I was in high school when I first “experienced” death. A young man in my school was hit by a car and killed. I had known him, but not well. We went to a Who concert once and shared musical tastes. I was sad that he had died. But I didn’t know what to do with that sadness.
That would be only the first of many experiences with death. My maternal grandfather died while I was in high school, my paternal grandfather died during my first year of seminary. My cousin (also hit by a car) also died when I was a seminary student. And my maternal grandmother died after I had been a parish pastor for two years.
Being a parish pastor now for 17 years, I’ve experienced death quite a lot. I’ve presided or assisted at well over 200 funerals. I’ve prayed and cried with families and watched as a son, daughter, mother, father, or grandparent closed their eyes for the last time. I’ve held the hand of a brother pastor as he drew his last, labored breath. The hardest death was that of a four year old who died in a farming accident. He wasn’t a member of my parish, but his pastor was overseas on a mission trip. What made it hard was that he was the same age as my youngest son at the time and looked a lot like him.
Death is hard on the living. It seems to be easier for some who are dying. Recently I was making regular visits with a woman who was dying of a brain tumor. She constantly told me that she was ready to die. She would miss her family and husband – very much! But was more than ready to go to heaven and be with her Lord and Savior Jesus. She even exhibited a little impatience toward the end, she was that ready.
But the death of someone we love is hard on us. I’ve counseled parents, trying to comfort them in their grief, that while a parent is not built to bury their own children, we have a God who knows exactly what they are going through. And God not only knows how they feel, He actually does something about it!

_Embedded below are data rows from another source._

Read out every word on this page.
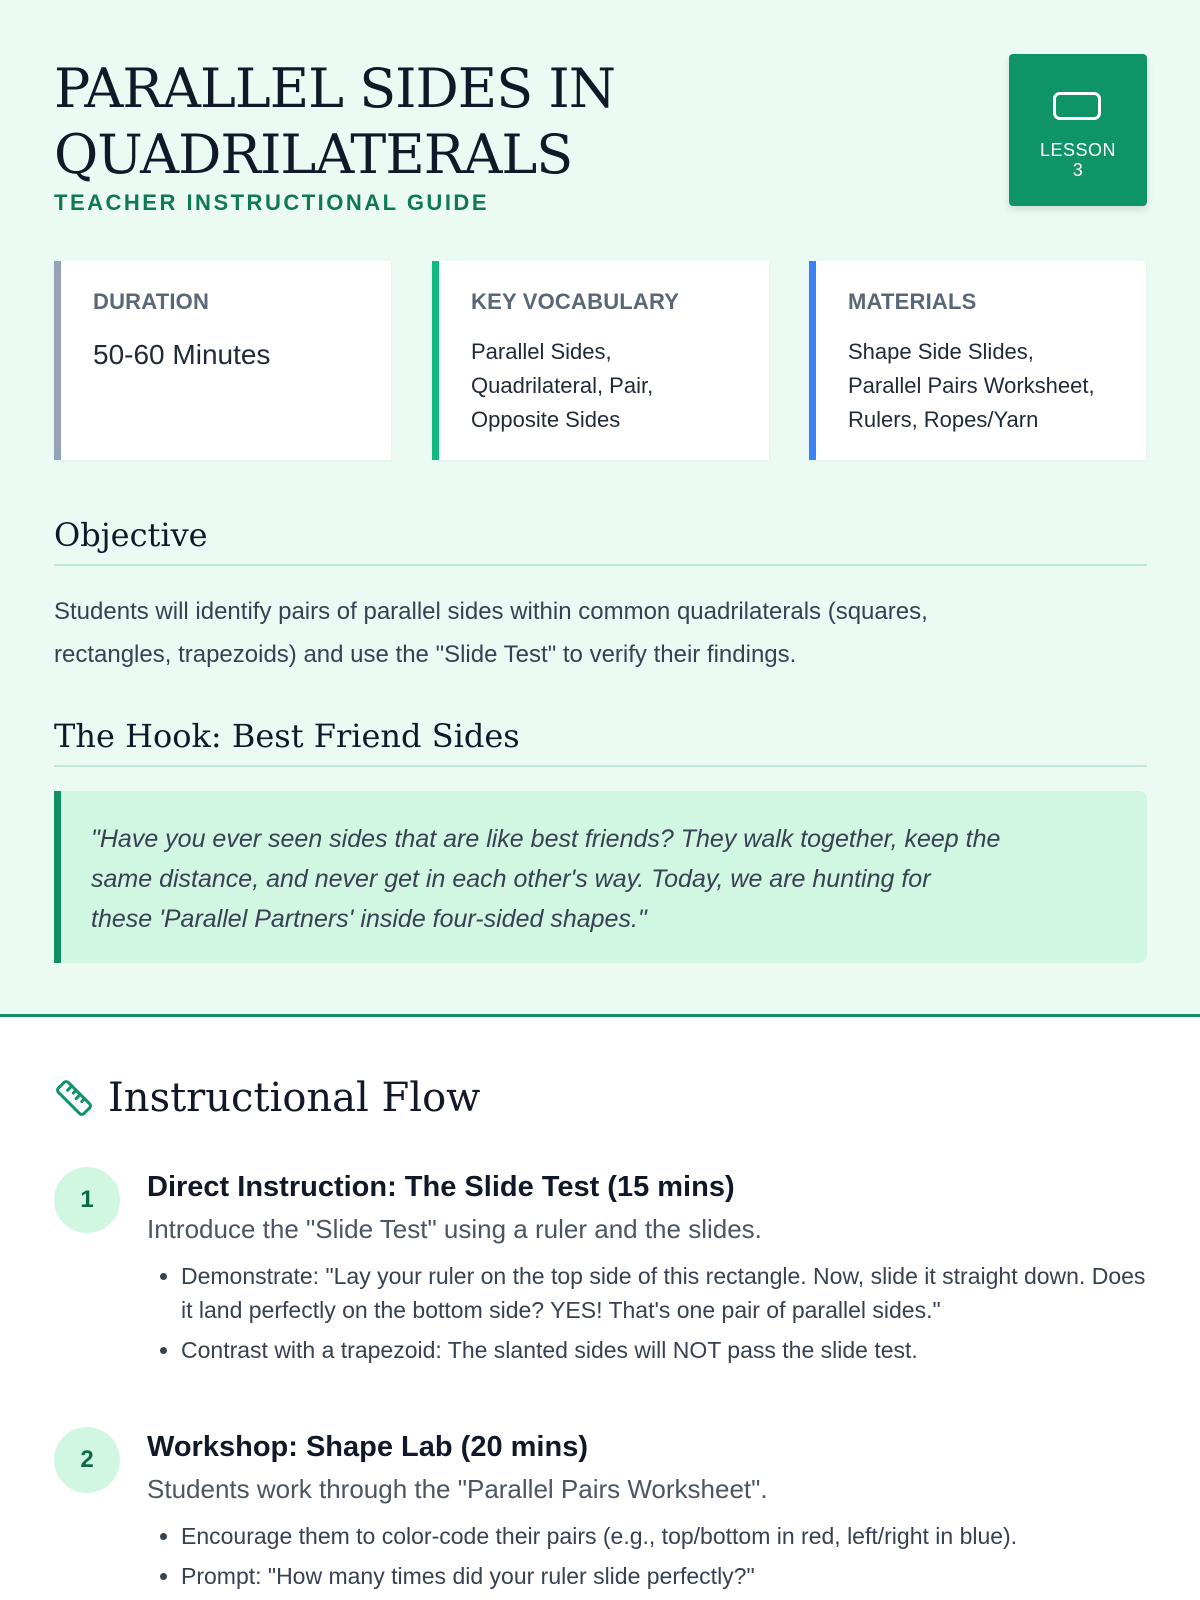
PARALLEL SIDES IN
QUADRILATERALS
TEACHER INSTRUCTIONAL GUIDE
LESSON
3
DURATION
50-60 Minutes
KEY VOCABULARY
Parallel Sides,
Quadrilateral, Pair,
Opposite Sides
MATERIALS
Shape Side Slides,
Parallel Pairs Worksheet,
Rulers, Ropes/Yarn
Objective

Students will identify pairs of parallel sides within common quadrilaterals (squares,
rectangles, trapezoids) and use the "Slide Test" to verify their findings.

The Hook: Best Friend Sides
"Have you ever seen sides that are like best friends? They walk together, keep the
same distance, and never get in each other's way. Today, we are hunting for
these 'Parallel Partners' inside four-sided shapes."
Instructional Flow
1	Direct Instruction: The Slide Test (15 mins)

Introduce the "Slide Test" using a ruler and the slides.

• Demonstrate: "Lay your ruler on the top side of this rectangle. Now, slide it straight down. Does it land perfectly on the bottom side? YES! That's one pair of parallel sides."
• Contrast with a trapezoid: The slanted sides will NOT pass the slide test.
2	Workshop: Shape Lab (20 mins)

Students work through the "Parallel Pairs Worksheet".

• Encourage them to color-code their pairs (e.g., top/bottom in red, left/right in blue).
• Prompt: "How many times did your ruler slide perfectly?"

God doesn’t abolish death, but rather transforms it by defeating it!
Jesus Christ, the Son of God, became of human being in order to defeat death. He defeated death by dying Himself for the sins of all the world for all time. Sure and certain defeat came through the supreme victory of His glorious resurrection from the dead. Jesus died once and for all and He will never die again.
And neither will those who have faith in Jesus! Holy Baptism is when a person is baptized in the death and resurrection of Jesus. If we have been united with Jesus in a death like His (through baptism) we can be absolutely assured that we will be united with Jesus in a resurrection like His!
So how should we look at death today? This is very much at the forefront of my thinking most mornings because I wake up to this view:
Is this a field of dead people? Well, that’s one way of looking at it. But I prefer to look at this view as Martin Luther did.
“When we die, this does not really mean death but seed sown for the coming summer. And the cemetery does not indicate a heap of the dead, but a field full of kernels, known as God’s kernels, which will verdantly blossom forth again and grow more beautifully than can be imagined.” [Martin Luther, Lectures on 1 Timothy, ed. Jaroslav Jan Pelikan, Hilton C. Oswald and Helmut T. Lehmann, Luther's Works 28, (Saint Louis: Concordia Publishing House, 1999), 28:178.]
A field awaiting the final harvest. Death is not the end. It is a sowing of a crop that will be harvested by angels on the last day, at the last trumpet sound!
Yes, death is a sad thing. But for me and for many, many Christians it is not a devastating thing. It is a transformation from this life of tears, fears and sorrows to the eternal life with Jesus where there will be no more tears, no more sorrow, and no more death.